By now you are probably thinking that something truly horrific happened to me, something so mentally scarring that I need to share it with the world in order to gain proper closure. Well, I’m afraid that after building it up so much, the story itself (which happened when I was seven-years-old) is going to feel a little anticlimactic … but since I’ve wasted so much time already, I’d like to persist.
I was sitting at the kitchen table one night, putting forward a carefully constructed argument (basically just whining, with a lot of mumbling mixed in) about why I didn’t want to eat my avocado, when my father suddenly stood up and removed the offending fruit from my plate.
It was uncharacteristic of my dad to concede defeat so early into the night and I was further shocked when he then turned to my brothers and I and cheerfully asked if we all wanted dessert.

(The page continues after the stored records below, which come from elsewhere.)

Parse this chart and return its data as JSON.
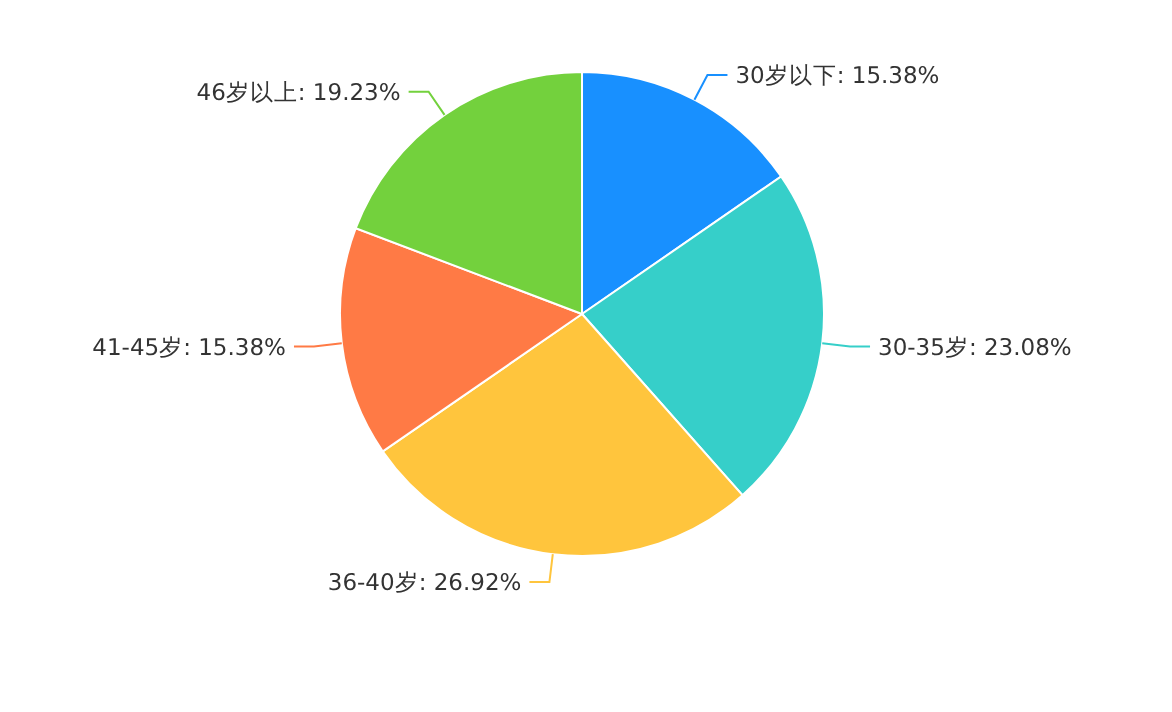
{
  "chart_data": {
    "type": "pie",
    "categories": [
      "30岁以下",
      "30-35岁",
      "36-40岁",
      "41-45岁",
      "46岁以上"
    ],
    "values": [
      15.38,
      23.08,
      26.92,
      15.38,
      19.23
    ],
    "colors": [
      "#1890ff",
      "#36cfc9",
      "#ffc53d",
      "#ff7a45",
      "#73d13d"
    ],
    "value_labels": [
      ": 15.38%",
      ": 23.08%",
      ": 26.92%",
      ": 15.38%",
      ": 19.23%"
    ]
  }
}
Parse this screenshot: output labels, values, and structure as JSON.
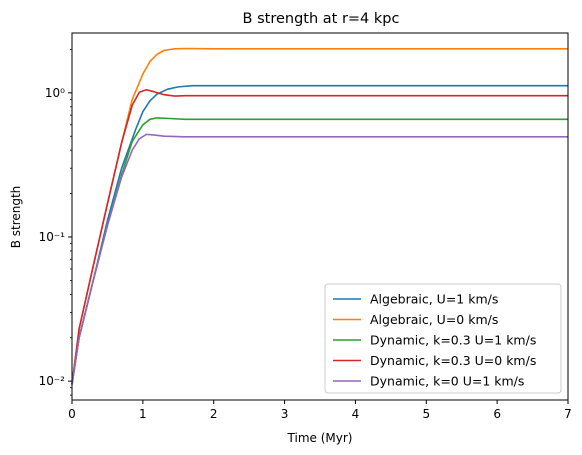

Did he just have a memory lapse or something?
Either way, I was very pleased with myself - that was until he handed me my dessert bowl.
Me: “Hey, what’s this?”
Dad (very causally): “That’s ice cream.”
Me: “No, it’s got green stuff in it.”
Dad: “Oh that, well, you don’t like avocado but you do like ice cream, and so I thought that if I mixed the two together you might start liking avocado.”
Me (a bit whiny again): “But I don’t want to eat the avocado bit.”
Dad: “Well it is mixed through, so if you want your ice cream, you have to eat the avocado bit.”
By this point, Dad and the boys were already halfway through their snow white uncontaminated desserts, whilst mine was slowly melting into a green lumpy river.
Now, rather than go into the gory details, I’d just like to say that there is a reason that ‘the avocado sundae’ has never been invented, or if it has, it’s never been a mainstream hit, and that’s because it’s seriously disgusting!
But I have to thank my father too, because he actually did me a favour that night. And it wasn’t just cleaning up my sick. My dad planted a seed in my head (maybe it was an avocado one) that slowly grew and evolved in my mind.
It’s very simple really: if you want to encourage children to embrace their fruit and vegetables, it’s important to be creative.
So I guess being traumatised by the avocado sundae was a good thing, because it pushed me to find other ways to make fruit and vegetables fun for children.
Now, after years of testing my own recipes with preschool children, I am releasing a story-based cookbook with edible food characters called Kindy Kitchen.
And I can almost hear my seven-year-old self sigh with relief.